Civil Actions and Attorney General Enforcement

The CCPA grants California residents the right to sue for violations and bestows prosecutorial powers in the state’s Attorney General. A consumer whose nonencrypted or nonredacted personal information is hacked as a result of a violation of the duty to implement and maintain reasonable security procedures and practices may institute a civil action to recover damages of $100 to $750 per occurrence or actual damages, whichever is greater. As noted above, this private right of action may apply to businesses that are subject to the GLBA exemption. The Attorney General may also seek civil penalties against violators.

Protections Afforded to Covered Businesses

Fortunately, the CCPA does provide limited carve-outs for what might be described as good-faith efforts to comply. The CCPA allows covered businesses to cure any alleged violation within 30 days if it has implemented and maintained reasonable security procedures and practices.
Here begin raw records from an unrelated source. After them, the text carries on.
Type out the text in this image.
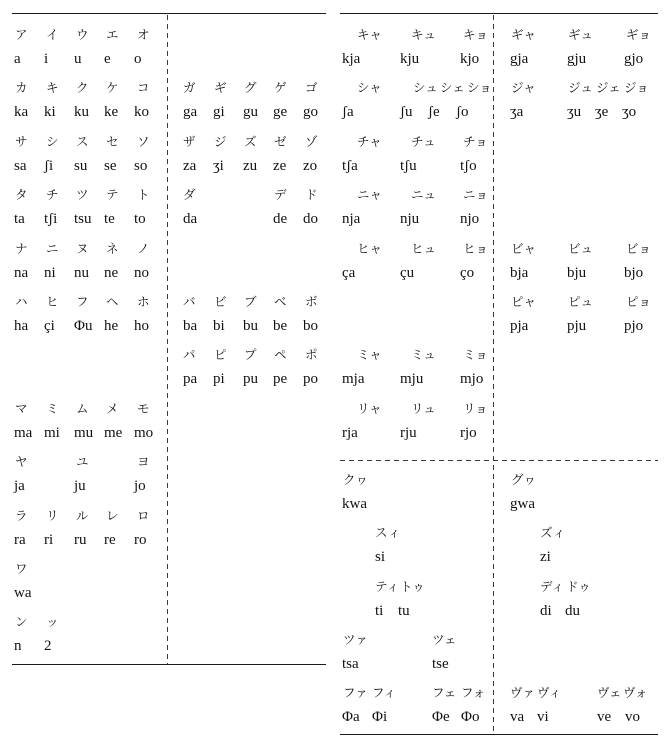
ア
a
イ
i
ウ
u
エ
e
オ
o
カ
ka
キ
ki
ク
ku
ケ
ke
コ
ko
サ
sa
シ
ʃi
ス
su
セ
se
ソ
so
タ
ta
チ
tʃi
ツ
tsu
テ
te
ト
to
ナ
na
ニ
ni
ヌ
nu
ネ
ne
ノ
no
ハ
ha
ヒ
çi
フ
Φu
ヘ
he
ホ
ho
マ
ma
ミ
mi
ム
mu
メ
me
モ
mo
ヤ
ja
ユ
ju
ヨ
jo
ラ
ra
リ
ri
ル
ru
レ
re
ロ
ro
ワ
wa
ン
n
ッ
2
ガ
ga
ギ
gi
グ
gu
ゲ
ge
ゴ
go
ザ
za
ジ
ʒi
ズ
zu
ゼ
ze
ゾ
zo
ダ
da
デ
de
ド
do
バ
ba
ビ
bi
ブ
bu
ベ
be
ボ
bo
パ
pa
ピ
pi
プ
pu
ペ
pe
ポ
po
キャ
kja
キュ
kju
キョ
kjo
シャ
ʃa
シュ
ʃu
シェ
ʃe
ショ
ʃo
チャ
tʃa
チュ
tʃu
チョ
tʃo
ニャ
nja
ニュ
nju
ニョ
njo
ヒャ
ça
ヒュ
çu
ヒョ
ço
ミャ
mja
ミュ
mju
ミョ
mjo
リャ
rja
リュ
rju
リョ
rjo
ギャ
gja
ギュ
gju
ギョ
gjo
ジャ
ʒa
ジュ
ʒu
ジェ
ʒe
ジョ
ʒo
ビャ
bja
ビュ
bju
ビョ
bjo
ピャ
pja
ピュ
pju
ピョ
pjo
クヮ
kwa
スィ
si
ティ
ti
トゥ
tu
ツァ
tsa
ツェ
tse
ファ
Φa
フィ
Φi
フェ
Φe
フォ
Φo
グヮ
gwa
ズィ
zi
ディ
di
ドゥ
du
ヴァ
va
ヴィ
vi
ヴェ
ve
ヴォ
vo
Also note that it is possible that a failure to have such security protocols, standing alone, could give rise to violations.

Pay Attention to the CCPA

Although the CCPA provides an exemption for information subject to the GLBA, banks, mortgage lenders, mortgage brokers, mortgage servicers, and other businesses operating in the financial services industry that deal with California residents should take note of the CCPA and analyze whether any of their activities would be subject to it, including performing a comprehensive data assessment. They should compile an inventory of information that may be subject to the new law, and update their internal policies and procedures, training and audit functions to ensure compliance with any duties that are deemed not exempt. Although it is not required under the CCPA, businesses may consider creating a GDPR-like “data protection officer” position to help ensure that the mandates of the law are carried out.